The role of Neurobeachin in the central nervous system
The smell of freshly mown grass, the memory of a sweet melody, the pain of a rotting tooth – these are all experiences made possible by about 1.4 kg of tissue in our heads, i.e. the brain. The latter is composed of a multitude of nerve cells (neurons), which communicate with each other through specialized connections called synapses. At synapses chemicals (neurotransmitters) are released from one neuron and move to the next neuron, where they get accepted at specialized sites called receptors. This process is highly regulated and can be disturbed by a variety of abnormalities, e.g. deficiencies in neurotransmitter release, receptor functioning, decrease in receptor numbers at the postsynaptic site etc.
Neurotransmitter receptors travel through various cellular compartments (organelles) before they are delivered to the cell surface, where they are inserted into the plasma membrane. After receptors get synthesized in the endoplasmic reticulum, they proceed through the Golgi apparatus, where they undergo extensive modification. In the trans-Golgi network, which is a unique compartment located at the exit face of the Golgi, they are sorted and packaged into membrane carriers, which are then sent to distinct domains of the plasma membrane.
The main topic of this thesis is a protein called Neurobeachin (Nbea) that regulates the delivery of receptors to the postsynaptic site. It is a very large (327 kDa) protein, which is abundant in the brain and has been shown to bind a specific enzyme (protein kinase A, PKA) that plays an important role in cell signaling pathways.
Mice that lack Nbea die shortly after birth, because they cannot initiate respiration. Electrophysiological examination revealed a complete absence of evoked neurotransmitter release at the site where neurons connect to muscle fibers, while spontaneous release was intact.
This thesis tries to elucidate the function of Nbea in neurons in the central nervous system. Nbea is found throughout the somatic cytoplasm and dendrites. In the soma it concentrates near the ERGIC (intermediate compartment between the ER and the Golgi) and the Golgi complex and shows highest colocalization with a protein called Vti1A that has also been associated with the Golgi complex. Nbea’s localization suggests an involvement in neuronal post-Golgi membrane traffic, where it might function in recruiting protein kinase A to discrete intracellular locations.

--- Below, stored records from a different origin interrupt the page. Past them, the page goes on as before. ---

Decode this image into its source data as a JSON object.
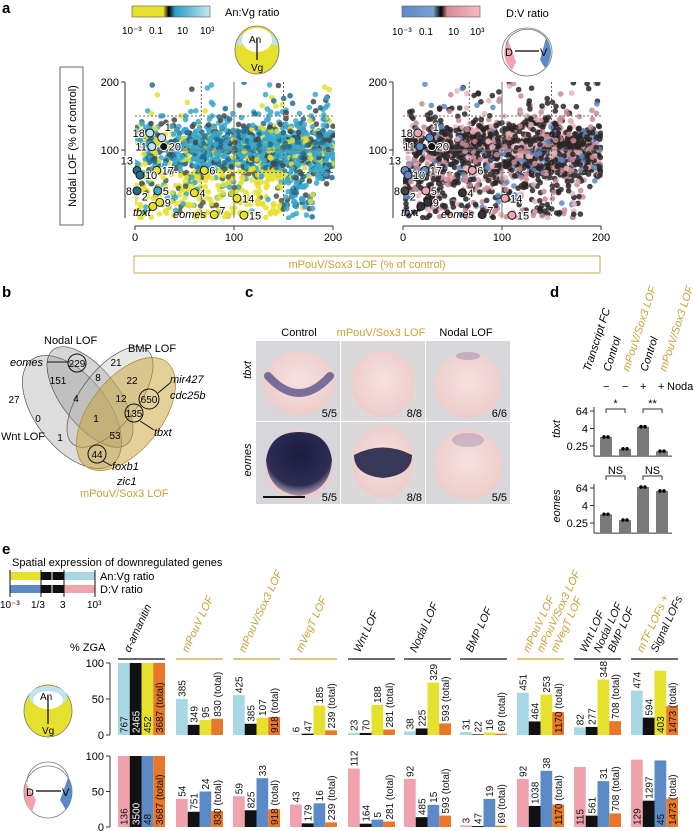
{
  "panel_labels": {
    "a": "a",
    "b": "b",
    "c": "c",
    "d": "d",
    "e": "e"
  },
  "colors": {
    "gold": "#c9a133",
    "cyan": "#3aa8cc",
    "light_cyan": "#bfe3ee",
    "yellow": "#e6e12e",
    "pink": "#f0a3ad",
    "blue": "#5b8ac6",
    "orange": "#e8772a",
    "black": "#111111"
  },
  "panel_a": {
    "left_colorbar": {
      "title": "An:Vg ratio",
      "ticks": [
        "10⁻³",
        "0.1",
        "10",
        "10³"
      ]
    },
    "right_colorbar": {
      "title": "D:V ratio",
      "ticks": [
        "10⁻³",
        "0.1",
        "10",
        "10³"
      ]
    },
    "embryo_left": {
      "top": "An",
      "bottom": "Vg"
    },
    "embryo_right": {
      "left": "D",
      "right": "V"
    },
    "ylabel": "Nodal LOF (% of control)",
    "xlabel": "mPouV/Sox3 LOF (% of control)",
    "x_ticks": [
      "0",
      "100",
      "200"
    ],
    "y_ticks": [
      "200",
      "100"
    ],
    "gene_labels": {
      "tbxt": "tbxt",
      "eomes": "eomes"
    }
  },
  "panel_b": {
    "sets": {
      "nodal": "Nodal LOF",
      "bmp": "BMP LOF",
      "wnt": "Wnt LOF",
      "mpouv": "mPouV/Sox3 LOF"
    },
    "counts": {
      "n_only": "229",
      "b_only": "21",
      "w_only": "27",
      "m_only": "650",
      "nw": "151",
      "nb": "8",
      "bm": "22",
      "nwb": "4",
      "nbm": "12",
      "wm": "53",
      "wm_only": "1",
      "w0": "0",
      "all": "1",
      "nm": "135",
      "m44": "44"
    },
    "genes": {
      "eomes": "eomes",
      "mir427": "mir427",
      "cdc25b": "cdc25b",
      "tbxt": "tbxt",
      "foxb1": "foxb1",
      "zic1": "zic1"
    }
  },
  "panel_c": {
    "columns": [
      "Control",
      "mPouV/Sox3 LOF",
      "Nodal LOF"
    ],
    "rows": [
      "tbxt",
      "eomes"
    ],
    "fractions": [
      [
        "5/5",
        "8/8",
        "6/6"
      ],
      [
        "5/5",
        "8/8",
        "5/5"
      ]
    ]
  },
  "panel_d": {
    "headers": [
      "Transcript FC",
      "Control",
      "mPouV/Sox3 LOF",
      "Control",
      "mPouV/Sox3 LOF"
    ],
    "signs": [
      "−",
      "−",
      "+",
      "+"
    ],
    "sign_label": "Nodal",
    "y_ticks": [
      "64",
      "4",
      "0.25"
    ]
  },
  "panel_e": {
    "title": "Spatial expression of downregulated genes",
    "legend": {
      "anvg": "An:Vg ratio",
      "dv": "D:V ratio",
      "ticks": [
        "10⁻³",
        "1/3",
        "3",
        "10³"
      ]
    },
    "ylabel": "% ZGA",
    "y_ticks": [
      "100",
      "50",
      "0"
    ],
    "total_suffix": " (total)",
    "embryo_top": {
      "top": "An",
      "bottom": "Vg"
    },
    "embryo_bottom": {
      "left": "D",
      "right": "V"
    }
  },
  "chart_data": [
    {
      "type": "scatter",
      "panel": "a-left",
      "xlabel": "mPouV/Sox3 LOF (% of control)",
      "ylabel": "Nodal LOF (% of control)",
      "xlim": [
        0,
        200
      ],
      "ylim": [
        0,
        200
      ],
      "reference_lines": {
        "solid_x": 100,
        "solid_y": 100,
        "dotted_x": [
          67,
          150
        ],
        "dotted_y": [
          67,
          150
        ]
      },
      "color_scale": "An:Vg ratio",
      "labeled_points": [
        {
          "label": "18",
          "x": 15,
          "y": 125,
          "color": "#bfe3ee"
        },
        {
          "label": "1",
          "x": 27,
          "y": 118,
          "color": "#bfe3ee"
        },
        {
          "label": "11",
          "x": 17,
          "y": 105,
          "color": "#bfe3ee"
        },
        {
          "label": "20",
          "x": 29,
          "y": 105,
          "color": "#111111"
        },
        {
          "label": "13",
          "x": 2,
          "y": 70,
          "color": "#1f6f8f"
        },
        {
          "label": "17",
          "x": 22,
          "y": 70,
          "color": "#e6e12e"
        },
        {
          "label": "6",
          "x": 70,
          "y": 70,
          "color": "#e6e12e"
        },
        {
          "label": "10",
          "x": 5,
          "y": 63,
          "color": "#1f6f8f"
        },
        {
          "label": "8",
          "x": 2,
          "y": 40,
          "color": "#1f6f8f"
        },
        {
          "label": "5",
          "x": 23,
          "y": 40,
          "color": "#3aa8cc"
        },
        {
          "label": "4",
          "x": 60,
          "y": 37,
          "color": "#e6e12e"
        },
        {
          "label": "2",
          "x": 18,
          "y": 17,
          "color": "#e6e12e"
        },
        {
          "label": "9",
          "x": 25,
          "y": 23,
          "color": "#e6e12e"
        },
        {
          "label": "14",
          "x": 103,
          "y": 29,
          "color": "#e6e12e"
        },
        {
          "label": "7",
          "x": 80,
          "y": 5,
          "color": "#e6e12e"
        },
        {
          "label": "15",
          "x": 110,
          "y": 4,
          "color": "#e6e12e"
        }
      ]
    },
    {
      "type": "scatter",
      "panel": "a-right",
      "xlabel": "mPouV/Sox3 LOF (% of control)",
      "ylabel": "Nodal LOF (% of control)",
      "xlim": [
        0,
        200
      ],
      "ylim": [
        0,
        200
      ],
      "reference_lines": {
        "solid_x": 100,
        "solid_y": 100,
        "dotted_x": [
          67,
          150
        ],
        "dotted_y": [
          67,
          150
        ]
      },
      "color_scale": "D:V ratio",
      "labeled_points": [
        {
          "label": "18",
          "x": 15,
          "y": 125,
          "color": "#f0a3ad"
        },
        {
          "label": "1",
          "x": 27,
          "y": 118,
          "color": "#5b8ac6"
        },
        {
          "label": "11",
          "x": 17,
          "y": 105,
          "color": "#5b8ac6"
        },
        {
          "label": "20",
          "x": 29,
          "y": 105,
          "color": "#111111"
        },
        {
          "label": "13",
          "x": 2,
          "y": 70,
          "color": "#5b8ac6"
        },
        {
          "label": "17",
          "x": 22,
          "y": 70,
          "color": "#5b8ac6"
        },
        {
          "label": "6",
          "x": 70,
          "y": 70,
          "color": "#f0a3ad"
        },
        {
          "label": "10",
          "x": 5,
          "y": 63,
          "color": "#5b8ac6"
        },
        {
          "label": "8",
          "x": 2,
          "y": 40,
          "color": "#444444"
        },
        {
          "label": "5",
          "x": 23,
          "y": 40,
          "color": "#f0a3ad"
        },
        {
          "label": "4",
          "x": 60,
          "y": 37,
          "color": "#333333"
        },
        {
          "label": "2",
          "x": 18,
          "y": 17,
          "color": "#333333"
        },
        {
          "label": "9",
          "x": 25,
          "y": 23,
          "color": "#333333"
        },
        {
          "label": "14",
          "x": 103,
          "y": 29,
          "color": "#f0a3ad"
        },
        {
          "label": "7",
          "x": 80,
          "y": 5,
          "color": "#333333"
        },
        {
          "label": "15",
          "x": 110,
          "y": 4,
          "color": "#f0a3ad"
        }
      ]
    },
    {
      "type": "bar",
      "panel": "d-tbxt",
      "ylabel": "tbxt",
      "scale": "log2",
      "categories": [
        "Control −Nodal",
        "mPouV/Sox3 LOF −Nodal",
        "Control +Nodal",
        "mPouV/Sox3 LOF +Nodal"
      ],
      "values": [
        1.05,
        0.16,
        5.3,
        0.11
      ],
      "ylim": [
        0.05,
        100
      ],
      "significance": [
        "*",
        "**"
      ]
    },
    {
      "type": "bar",
      "panel": "d-eomes",
      "ylabel": "eomes",
      "scale": "log2",
      "categories": [
        "Control −Nodal",
        "mPouV/Sox3 LOF −Nodal",
        "Control +Nodal",
        "mPouV/Sox3 LOF +Nodal"
      ],
      "values": [
        1.0,
        0.4,
        75,
        40
      ],
      "ylim": [
        0.05,
        100
      ],
      "significance": [
        "NS",
        "NS"
      ]
    },
    {
      "type": "bar",
      "panel": "e",
      "ylabel": "% ZGA",
      "ylim": [
        0,
        100
      ],
      "groups": [
        {
          "label": [
            "α-amanitin"
          ],
          "colors": [
            "#111111"
          ],
          "line": "#111111"
        },
        {
          "label": [
            "mPouV LOF"
          ],
          "colors": [
            "#c9a133"
          ],
          "line": "#c9a133"
        },
        {
          "label": [
            "mPouV/Sox3 LOF"
          ],
          "colors": [
            "#c9a133"
          ],
          "line": "#c9a133"
        },
        {
          "label": [
            "mVegT LOF"
          ],
          "colors": [
            "#c9a133"
          ],
          "line": "#c9a133"
        },
        {
          "label": [
            "Wnt LOF"
          ],
          "colors": [
            "#111111"
          ],
          "line": "#111111"
        },
        {
          "label": [
            "Nodal LOF"
          ],
          "colors": [
            "#111111"
          ],
          "line": "#111111"
        },
        {
          "label": [
            "BMP LOF"
          ],
          "colors": [
            "#111111"
          ],
          "line": "#111111"
        },
        {
          "label": [
            "mPouV LOF",
            "mPouV/Sox3 LOF",
            "mVegT LOF"
          ],
          "colors": [
            "#c9a133",
            "#c9a133",
            "#c9a133"
          ],
          "line": "#c9a133"
        },
        {
          "label": [
            "Wnt LOF",
            "Nodal LOF",
            "BMP LOF"
          ],
          "colors": [
            "#111111",
            "#111111",
            "#111111"
          ],
          "line": "#111111"
        },
        {
          "label": [
            "mTF LOFs +",
            "Signal LOFs"
          ],
          "colors": [
            "#c9a133",
            "#111111"
          ],
          "line": "#111111"
        }
      ],
      "rows": [
        {
          "name": "An:Vg",
          "bar_colors": [
            "#a8d8e6",
            "#111111",
            "#e6e12e",
            "#e8772a"
          ],
          "counts": [
            [
              767,
              2465,
              452,
              3687
            ],
            [
              385,
              349,
              95,
              830
            ],
            [
              425,
              385,
              107,
              918
            ],
            [
              6,
              47,
              185,
              239
            ],
            [
              23,
              70,
              188,
              281
            ],
            [
              38,
              225,
              329,
              593
            ],
            [
              31,
              22,
              16,
              69
            ],
            [
              451,
              464,
              253,
              1170
            ],
            [
              82,
              277,
              348,
              708
            ],
            [
              474,
              594,
              403,
              1473
            ]
          ]
        },
        {
          "name": "D:V",
          "bar_colors": [
            "#f0a3ad",
            "#111111",
            "#5b8ac6",
            "#e8772a"
          ],
          "counts": [
            [
              136,
              3500,
              48,
              3687
            ],
            [
              54,
              751,
              24,
              830
            ],
            [
              59,
              825,
              33,
              918
            ],
            [
              43,
              179,
              16,
              239
            ],
            [
              112,
              164,
              5,
              281
            ],
            [
              92,
              485,
              15,
              593
            ],
            [
              3,
              47,
              19,
              69
            ],
            [
              92,
              1038,
              38,
              1170
            ],
            [
              115,
              561,
              31,
              708
            ],
            [
              129,
              1297,
              45,
              1473
            ]
          ]
        }
      ]
    }
  ]
}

In line with this, we show that neurons lacking Nbea have less neurotransmitter receptors expressed at the cell surface, which leads to strongly reduced synaptic responses. While the receptors do not reach the synapse (some of them accumulate early in the secretory pathway), surface expression of other membrane proteins, synapse formation, and presynaptic function are unaffected.
So far, only few binding partners of Nbea have been found and the precise mechanism of their trafficking remains unclear. We use mass spectrometry to identify SAP102, a protein implicated in trafficking of the ionotropic glutamate AMPA- and NMDA-type receptors during synaptogenesis, as a novel Nbea interacting protein in mouse brain. Experiments in heterologous cells confirm this interaction and reveal that SAP102 binds to the C-terminal part of Nbea that contains the DUF, PH, BEACH and WD40 domains. Introducing a mutation in Nbea’s PH domain, which disrupts its interaction with the BEACH domain, abolishes this binding, thereby creating an excellent starting point to further investigate Nbea-SAP102 function in the CNS.
Taken together, it seems likely that Nbea plays a dual role in the secretory pathway. Its earliest action is at the level of the ER exit, where it seems to be involved in a quality control mechanism ensuring that only properly assembled multimeric protein complexes leave the ER. Additional experiments are needed to determine whether Nbea’s binding to SAP102 is important for this action. In addition, our results suggest that Nbea also functions later in the secretory pathway, i.e. in the transport of receptors from the Golgi to the plasma membrane. However, the site of action and the precise mechanism remain to be determined.